Última modificação em 2 de julho de 2020

O que é Fundo de Investimento no Exterior?

Fundo de Investimento no Exterior é um tipo de fundo de investimento em que o foco principal é aplicar em ativos financeiros do exterior. Eles possibilitam que investidores brasileiros se beneficiem de oportunidades de investimento em mercados financeiros de outros países, sem precisar se preocupar com burocracia para investir de forma direta no exterior.

Entendendo o Fundo de Investimento no Exterior

Para entender o fundo de investimento no exterior, antes é preciso saber que nem todo fundo que aplicam em ativos no exterior necessariamente se enquadra nessa categoria. A chave é analisar o foco do fundo.

De acordo com as regulações do mercado financeiro, quaisquer fundos de investimentos nacionais destinados ao público do varejo podem aplicar em ativos no exterior até o limite máximo de 20% do seu patrimônio líquido. Se o fundo tem patrimônio líquido de R$ 1 milhão, até R$ 200 mil podem estar aplicados em ativos no exterior, mas isso não faz dele um fundo de investimento no exterior.

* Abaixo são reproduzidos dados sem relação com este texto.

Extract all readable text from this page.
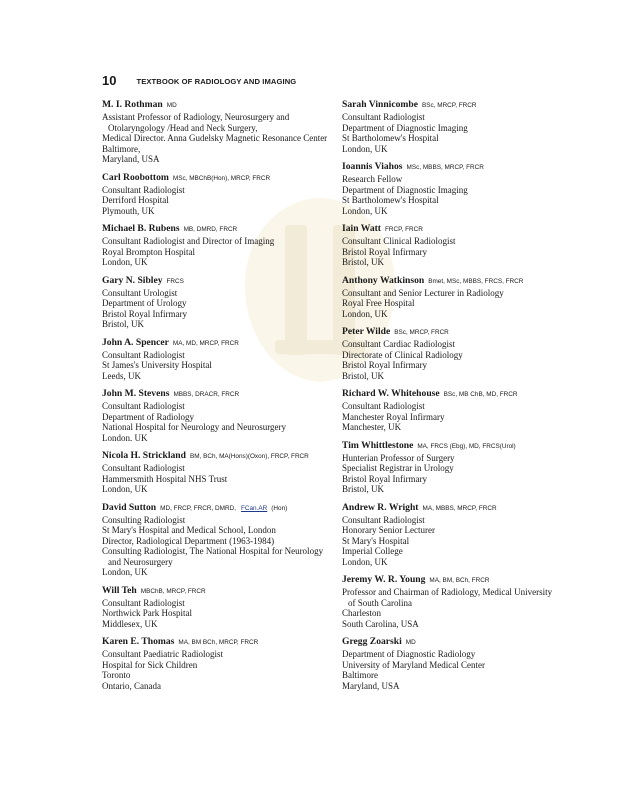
10	TEXTBOOK OF RADIOLOGY AND IMAGING
M. I. Rothman MD
Assistant Professor of Radiology, Neurosurgery and
Otolaryngology /Head and Neck Surgery,
Medical Director. Anna Gudelsky Magnetic Resonance Center
Baltimore,
Maryland, USA
Carl Roobottom MSc, MBChB(Hon), MRCP, FRCR
Consultant Radiologist
Derriford Hospital
Plymouth, UK
Michael B. Rubens MB, DMRD, FRCR
Consultant Radiologist and Director of Imaging
Royal Brompton Hospital
London, UK
Gary N. Sibley FRCS
Consultant Urologist
Department of Urology
Bristol Royal Infirmary
Bristol, UK
John A. Spencer MA, MD, MRCP, FRCR
Consultant Radiologist
St James's University Hospital
Leeds, UK
John M. Stevens MBBS, DRACR, FRCR
Consultant Radiologist
Department of Radiology
National Hospital for Neurology and Neurosurgery
London. UK
Nicola H. Strickland BM, BCh, MA(Hons)(Oxon), FRCP, FRCR
Consultant Radiologist
Hammersmith Hospital NHS Trust
London, UK
David Sutton MD, FRCP, FRCR, DMRD, FCan.AR (Hon)
Consulting Radiologist
St Mary's Hospital and Medical School, London
Director, Radiological Department (1963-1984)
Consulting Radiologist, The National Hospital for Neurology
and Neurosurgery
London, UK
Will Teh MBChB, MRCP, FRCR
Consultant Radiologist
Northwick Park Hospital
Middlesex, UK
Karen E. Thomas MA, BM BCh, MRCP, FRCR
Consultant Paediatric Radiologist
Hospital for Sick Children
Toronto
Ontario, Canada
Sarah Vinnicombe BSc, MRCP, FRCR
Consultant Radiologist
Department of Diagnostic Imaging
St Bartholomew's Hospital
London, UK
Ioannis Viahos MSc, MBBS, MRCP, FRCR
Research Fellow
Department of Diagnostic Imaging
St Bartholomew's Hospital
London, UK
Iain Watt FRCP, FRCR
Consultant Clinical Radiologist
Bristol Royal Infirmary
Bristol, UK
Anthony Watkinson Bmet, MSc, MBBS, FRCS, FRCR
Consultant and Senior Lecturer in Radiology
Royal Free Hospital
London, UK
Peter Wilde BSc, MRCP, FRCR
Consultant Cardiac Radiologist
Directorate of Clinical Radiology
Bristol Royal Infirmary
Bristol, UK
Richard W. Whitehouse BSc, MB ChB, MD, FRCR
Consultant Radiologist
Manchester Royal Infirmary
Manchester, UK
Tim Whittlestone MA, FRCS (Ebg), MD, FRCS(Urol)
Hunterian Professor of Surgery
Specialist Registrar in Urology
Bristol Royal Infirmary
Bristol, UK
Andrew R. Wright MA, MBBS, MRCP, FRCR
Consultant Radiologist
Honorary Senior Lecturer
St Mary's Hospital
Imperial College
London, UK
Jeremy W. R. Young MA, BM, BCh, FRCR
Professor and Chairman of Radiology, Medical University
of South Carolina
Charleston
South Carolina, USA
Gregg Zoarski MD
Department of Diagnostic Radiology
University of Maryland Medical Center
Baltimore
Maryland, USA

Além disso, quaisquer fundos destinados exclusivamente a investidores qualificados podem aplicar em ativos no exterior até o limite máximo de 40% do seu patrimônio líquido. Assim, se o fundo tem patrimônio líquido de R$ 200 milhões, até R$ 80 milhões podem estar aplicados em ativos no exterior e, ainda assim, ele não é um fundo de investimento no exterior.

Dizemos que se trata de um fundo de investimento no exterior apenas quando os ativos no exterior são o seu foco, desde que isso esteja devidamente previsto na sua regulamentação e explicitado no nome do fundo. 

Quais são as regras que se aplicam ao Fundo de Investimento no Exterior?

O primeiro ponto importante é que esse tipo de fundo só é aberto a investidores qualificados. Vale a pena recordar que investidores qualificados são, de acordo com a classificação da CVM, as pessoas físicas e jurídicas que têm, pelo menos, R$ 1 milhão em aplicações financeiras e podem atestar esse fato por escrito.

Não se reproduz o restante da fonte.